About the research: Dang and Liu conducted the research in a series of three studies
. They examined a total of 599 Chinese adult participants on “the effect of social connectedness on robot anthropomorphism.”
Anthropomorphism, at its core, is the attribution of human characteristics to objects and animals. Some forms of anthropomorphism include showing empathy to inanimate items that people perceive as having human-like traits.
How the tests went: In the first study, Dang and Liu had participants watch a video of a man knocking down a robot. In the second study, participants were presented with pictures and descriptions of Xiaody the robot receptionist and Lovot the robot companion and asked them about their interest in human-robot interaction. In the third study, participants were given false feedback regarding their interest in robots to determine if their perceived disinterest in robots could change how human-like they viewed the robots.

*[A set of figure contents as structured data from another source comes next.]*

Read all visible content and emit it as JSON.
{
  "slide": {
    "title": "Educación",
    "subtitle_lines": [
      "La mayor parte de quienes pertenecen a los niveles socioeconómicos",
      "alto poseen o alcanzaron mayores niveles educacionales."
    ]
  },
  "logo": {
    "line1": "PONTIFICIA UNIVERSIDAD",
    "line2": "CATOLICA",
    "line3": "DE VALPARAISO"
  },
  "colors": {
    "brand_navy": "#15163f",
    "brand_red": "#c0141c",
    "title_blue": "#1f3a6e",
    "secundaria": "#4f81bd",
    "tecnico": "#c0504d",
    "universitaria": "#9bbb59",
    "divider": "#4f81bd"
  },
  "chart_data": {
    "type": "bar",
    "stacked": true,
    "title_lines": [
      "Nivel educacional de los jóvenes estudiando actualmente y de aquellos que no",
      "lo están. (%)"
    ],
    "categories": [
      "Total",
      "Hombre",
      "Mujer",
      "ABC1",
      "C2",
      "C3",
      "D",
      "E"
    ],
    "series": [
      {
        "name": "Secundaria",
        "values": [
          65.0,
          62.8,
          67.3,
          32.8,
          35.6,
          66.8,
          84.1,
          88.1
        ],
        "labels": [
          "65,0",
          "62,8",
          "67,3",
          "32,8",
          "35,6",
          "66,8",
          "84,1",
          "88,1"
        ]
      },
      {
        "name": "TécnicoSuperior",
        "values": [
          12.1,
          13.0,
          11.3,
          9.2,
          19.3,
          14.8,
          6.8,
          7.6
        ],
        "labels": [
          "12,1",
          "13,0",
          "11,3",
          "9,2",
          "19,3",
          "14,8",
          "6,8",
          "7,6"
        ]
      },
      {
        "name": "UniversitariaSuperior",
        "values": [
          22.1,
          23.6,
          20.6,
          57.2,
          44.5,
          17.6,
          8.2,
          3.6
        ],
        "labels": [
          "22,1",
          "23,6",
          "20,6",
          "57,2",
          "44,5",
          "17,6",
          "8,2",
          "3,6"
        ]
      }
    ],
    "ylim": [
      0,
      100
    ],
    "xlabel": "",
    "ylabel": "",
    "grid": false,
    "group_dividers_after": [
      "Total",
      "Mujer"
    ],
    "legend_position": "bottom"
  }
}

The results: The researchers found that the group more socially connected in the first study showed higher levels of robot anthropomorphism than those in the control group and the group made to feel disconnected.
Following the second study, Dang and Liu learned that genuine interest in human-robot interactions also helped enhance robot anthropomorphism. The third study revealed that participants who were falsely told they had a higher genuine interest in robots were reportedly more prone to robot anthropomorphism.
According to the authors, their study revealed that social connectedness “promotes people’s genuine interest in robots, which in turn facilitates their tendencies toward anthropomorphizing robots.”
Another study: Dang also published another study in April that examined the link between loneliness and robot anthropomorphism in Chinese and American cultures. Dang concluded that lonely people in the West are “more likely to anthropomorphize robots,” while those from East Asian cultures “exhibit less preference” for it.